All this will sound to the foreign reader like an innocent, not to say insipid, little jeu de société, such as might suggest itself to a party of school-girls. But remember that Old Japan was in its childhood,—its second childhood. The art, the science, the mystery of incense-sniffing was practised by priests, Daimyōs, and other reverend seigniors. The incense-burners and other utensils employed were rare works of art, the meetings were conducted with grave etiquette, serious treatises have been written on the subject, in a word, incense-sniffing, coming next to the tea ceremonies in the estimation of men of taste, was a pastime at once erudite and aristocratic, and one which no Japanese would ever have thought of joking about. Nor need a European joke about it. Have we not rather cause for wonder, perplexity, almost awe, in the spectacle of a nation's intellect going off on such devious tracks as this incense-sniffing and the still more intricate tea ceremonies, and on bouquets arranged philosophically, and gardens representing the cardinal virtues? Such strict rules, such grave faces, such endless terminologies, so much ado about nothing!

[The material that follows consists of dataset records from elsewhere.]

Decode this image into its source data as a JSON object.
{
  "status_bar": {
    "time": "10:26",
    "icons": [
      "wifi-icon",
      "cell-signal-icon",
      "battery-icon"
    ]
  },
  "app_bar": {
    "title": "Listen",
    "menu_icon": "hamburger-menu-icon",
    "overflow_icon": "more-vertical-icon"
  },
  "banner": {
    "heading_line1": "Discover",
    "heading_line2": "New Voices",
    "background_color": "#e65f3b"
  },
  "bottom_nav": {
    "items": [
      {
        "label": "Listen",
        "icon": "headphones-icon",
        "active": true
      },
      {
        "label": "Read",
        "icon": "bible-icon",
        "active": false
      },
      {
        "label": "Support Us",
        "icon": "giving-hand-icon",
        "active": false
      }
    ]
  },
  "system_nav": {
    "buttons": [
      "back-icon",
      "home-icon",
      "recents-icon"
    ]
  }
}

This article, read together with the Articles on Esotericism and the Tea Ceremonies and with portions of those on Flowers and Gardens, will afford a glimpse into a singular phase of the Oriental character, its proneness to dwell on subjects simply because they are old and mysterious, its love of elaborately conceived methods of killing time.

Books recommended. Lafcadio Hearn's In Ghostly Japan, Article entitled Incense.—Brinkley's Japan and China, Vol. III. p. 1 et seq.